After witnessing the pain and trauma of the circumcision of a newborn baby boy when she was a nursing student at Marin College, Milos learned everything she could about why infants were subjected to such brutal surgery. The more she read and discovered, the more convinced she became that circumcision had no medical benefits. As a nurse on the obstetrical unit at Marin General Hospital, she committed to making sure parents understood what circumcision entailed before signing a consent form. Considered an agitator and forced to resign in 1985, she co-founded NOCIRC (National Organization of Circumcision Information Resource Centers) and began organizing international symposia on circumcision, genital autonomy, and human rights. Milos edited and published the proceedings from the above-mentioned symposia and has written numerous articles in her quest to end circumcision and protect children’s bodily integrity. She currently serves on the board of directors of Intact America.

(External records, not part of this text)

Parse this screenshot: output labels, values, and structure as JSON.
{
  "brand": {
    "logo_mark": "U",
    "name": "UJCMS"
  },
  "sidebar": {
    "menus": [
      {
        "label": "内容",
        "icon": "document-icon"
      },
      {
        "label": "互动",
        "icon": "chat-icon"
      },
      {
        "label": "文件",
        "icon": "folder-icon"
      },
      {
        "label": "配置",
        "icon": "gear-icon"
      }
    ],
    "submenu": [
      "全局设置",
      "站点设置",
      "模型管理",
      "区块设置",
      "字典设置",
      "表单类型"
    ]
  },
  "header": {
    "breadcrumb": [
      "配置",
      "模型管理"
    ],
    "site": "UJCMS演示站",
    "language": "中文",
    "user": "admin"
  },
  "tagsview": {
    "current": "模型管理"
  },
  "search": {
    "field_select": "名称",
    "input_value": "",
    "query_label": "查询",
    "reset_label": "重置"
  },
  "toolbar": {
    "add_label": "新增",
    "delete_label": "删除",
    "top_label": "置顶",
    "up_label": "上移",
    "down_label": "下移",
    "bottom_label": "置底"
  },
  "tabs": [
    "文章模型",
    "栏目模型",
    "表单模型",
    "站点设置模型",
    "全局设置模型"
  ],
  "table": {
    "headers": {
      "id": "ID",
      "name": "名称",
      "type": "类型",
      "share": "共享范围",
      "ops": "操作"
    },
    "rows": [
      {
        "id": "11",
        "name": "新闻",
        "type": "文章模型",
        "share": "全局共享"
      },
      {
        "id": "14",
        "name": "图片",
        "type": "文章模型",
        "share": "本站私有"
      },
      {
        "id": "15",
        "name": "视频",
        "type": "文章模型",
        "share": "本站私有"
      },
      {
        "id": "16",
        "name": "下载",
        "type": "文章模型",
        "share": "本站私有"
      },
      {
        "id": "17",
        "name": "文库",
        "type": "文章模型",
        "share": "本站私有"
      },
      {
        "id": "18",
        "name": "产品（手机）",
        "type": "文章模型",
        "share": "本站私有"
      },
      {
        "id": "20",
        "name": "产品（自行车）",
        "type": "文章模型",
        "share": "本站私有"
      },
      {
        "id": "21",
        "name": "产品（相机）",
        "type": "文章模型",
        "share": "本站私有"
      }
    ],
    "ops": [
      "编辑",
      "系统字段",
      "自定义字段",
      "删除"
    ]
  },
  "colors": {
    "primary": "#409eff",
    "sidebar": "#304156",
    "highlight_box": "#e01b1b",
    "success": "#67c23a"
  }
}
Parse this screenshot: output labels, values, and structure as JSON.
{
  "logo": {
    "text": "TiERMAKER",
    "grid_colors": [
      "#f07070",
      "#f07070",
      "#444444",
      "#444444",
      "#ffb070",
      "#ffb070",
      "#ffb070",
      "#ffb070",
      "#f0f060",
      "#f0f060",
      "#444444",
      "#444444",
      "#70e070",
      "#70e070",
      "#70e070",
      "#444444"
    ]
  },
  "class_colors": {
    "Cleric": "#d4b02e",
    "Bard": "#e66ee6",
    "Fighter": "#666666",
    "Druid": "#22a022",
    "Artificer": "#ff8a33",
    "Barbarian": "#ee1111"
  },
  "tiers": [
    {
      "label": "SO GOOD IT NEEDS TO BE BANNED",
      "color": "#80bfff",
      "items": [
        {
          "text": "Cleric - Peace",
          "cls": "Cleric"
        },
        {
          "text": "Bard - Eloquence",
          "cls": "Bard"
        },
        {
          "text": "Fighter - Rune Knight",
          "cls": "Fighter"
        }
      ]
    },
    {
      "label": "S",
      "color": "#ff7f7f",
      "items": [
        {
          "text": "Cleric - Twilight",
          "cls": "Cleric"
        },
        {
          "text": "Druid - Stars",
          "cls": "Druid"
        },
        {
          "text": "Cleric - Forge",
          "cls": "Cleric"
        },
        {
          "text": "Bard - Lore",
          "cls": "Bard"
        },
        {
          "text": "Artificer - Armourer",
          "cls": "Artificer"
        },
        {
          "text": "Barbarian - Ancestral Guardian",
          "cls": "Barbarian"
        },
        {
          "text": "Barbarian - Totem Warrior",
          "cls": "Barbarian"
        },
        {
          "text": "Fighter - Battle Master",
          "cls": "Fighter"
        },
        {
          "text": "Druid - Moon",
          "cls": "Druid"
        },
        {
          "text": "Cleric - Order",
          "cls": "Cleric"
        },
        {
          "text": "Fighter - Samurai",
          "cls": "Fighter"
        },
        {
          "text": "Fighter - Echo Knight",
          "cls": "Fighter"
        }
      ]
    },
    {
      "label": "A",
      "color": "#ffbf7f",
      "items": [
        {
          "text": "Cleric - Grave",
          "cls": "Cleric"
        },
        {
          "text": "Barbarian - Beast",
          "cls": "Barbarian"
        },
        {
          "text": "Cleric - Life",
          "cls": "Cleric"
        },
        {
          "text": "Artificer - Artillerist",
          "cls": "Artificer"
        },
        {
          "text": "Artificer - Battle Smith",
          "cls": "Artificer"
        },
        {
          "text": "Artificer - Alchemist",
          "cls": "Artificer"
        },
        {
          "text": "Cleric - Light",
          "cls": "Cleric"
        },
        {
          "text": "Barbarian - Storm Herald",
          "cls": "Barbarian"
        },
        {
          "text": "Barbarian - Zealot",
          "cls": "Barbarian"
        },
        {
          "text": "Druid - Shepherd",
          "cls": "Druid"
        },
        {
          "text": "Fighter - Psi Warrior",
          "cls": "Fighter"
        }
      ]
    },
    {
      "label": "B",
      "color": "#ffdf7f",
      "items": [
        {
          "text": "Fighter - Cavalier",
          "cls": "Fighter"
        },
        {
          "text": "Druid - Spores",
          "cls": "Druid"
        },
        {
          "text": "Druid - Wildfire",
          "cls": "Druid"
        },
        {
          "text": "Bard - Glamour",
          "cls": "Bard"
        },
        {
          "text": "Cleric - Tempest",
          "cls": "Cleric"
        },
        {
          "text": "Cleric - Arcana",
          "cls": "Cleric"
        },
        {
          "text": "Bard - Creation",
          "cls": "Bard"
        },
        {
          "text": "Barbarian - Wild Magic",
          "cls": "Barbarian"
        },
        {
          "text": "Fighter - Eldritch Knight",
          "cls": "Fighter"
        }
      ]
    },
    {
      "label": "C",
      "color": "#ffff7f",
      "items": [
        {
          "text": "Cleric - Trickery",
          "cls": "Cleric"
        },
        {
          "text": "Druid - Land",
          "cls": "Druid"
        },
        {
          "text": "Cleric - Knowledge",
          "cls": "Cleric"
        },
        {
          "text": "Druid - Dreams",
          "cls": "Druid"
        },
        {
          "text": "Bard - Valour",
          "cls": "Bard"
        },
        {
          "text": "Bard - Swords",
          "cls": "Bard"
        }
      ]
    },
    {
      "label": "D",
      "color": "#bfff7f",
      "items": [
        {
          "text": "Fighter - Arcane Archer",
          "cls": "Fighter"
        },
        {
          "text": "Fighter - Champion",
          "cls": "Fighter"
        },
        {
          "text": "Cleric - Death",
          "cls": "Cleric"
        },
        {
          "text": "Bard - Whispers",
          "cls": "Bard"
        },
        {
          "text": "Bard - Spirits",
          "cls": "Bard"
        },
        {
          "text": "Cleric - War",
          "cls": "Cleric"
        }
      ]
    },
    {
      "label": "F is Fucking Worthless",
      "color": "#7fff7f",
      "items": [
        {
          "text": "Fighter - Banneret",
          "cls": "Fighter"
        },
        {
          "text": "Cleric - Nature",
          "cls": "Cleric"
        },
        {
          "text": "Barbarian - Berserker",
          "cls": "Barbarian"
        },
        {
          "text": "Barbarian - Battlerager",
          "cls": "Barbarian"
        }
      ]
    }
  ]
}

Georganne Chapin is a healthcare expert, attorney, social justice advocate, and founding executive director of Intact America, the nation’s most influential organization opposing the U.S. medical industry’s penchant for surgically altering the genitals of male children (“circumcision”). Under her leadership, Intact America has definitively documented tactics used by U.S. doctors and healthcare facilities to pathologize the male foreskin, pressure parents into circumcising their sons, and forcibly retract the foreskins of intact boys, creating potentially lifelong, iatrogenic harm. 

Chapin holds a BA in Anthropology from Barnard College, and a Master’s degree in Sociomedical Sciences from Columbia University. For 25 years, she served as president and chief executive officer of Hudson Health Plan, a nonprofit Medicaid insurer in New York’s Hudson Valley. Mid-career, she enrolled in an evening law program, where she explored the legal and ethical issues underlying routine male circumcision, a subject that had interested her since witnessing the aftermath of the surgery conducted on her younger brother. She received her Juris Doctor degree from Pace University School of Law in 2003, and was subsequently admitted to the New York Bar. As an adjunct professor, she taught Bioethics and Medicaid and Disability Law at Pace, and Bioethics in Dominican College’s doctoral program for advanced practice nurses.

In 2004, Chapin founded the nonprofit Hudson Center for Health Equity and Quality, a company that designs software and provides consulting services designed to reduce administrative complexities, streamline and integrate data collection and reporting, and enhance access to care for those in need. In 2008, she co-founded Intact America.

Chapin has published many articles and op-ed essays, and has been interviewed on local, national and international television, radio and podcasts about ways the U.S. healthcare system prioritizes profits over people’s basic needs. She cites routine (nontherapeutic) infant circumcision as a prime example of a practice that wastes money and harms boys and the men they will become. This Penis Business: A Memoir is her first book.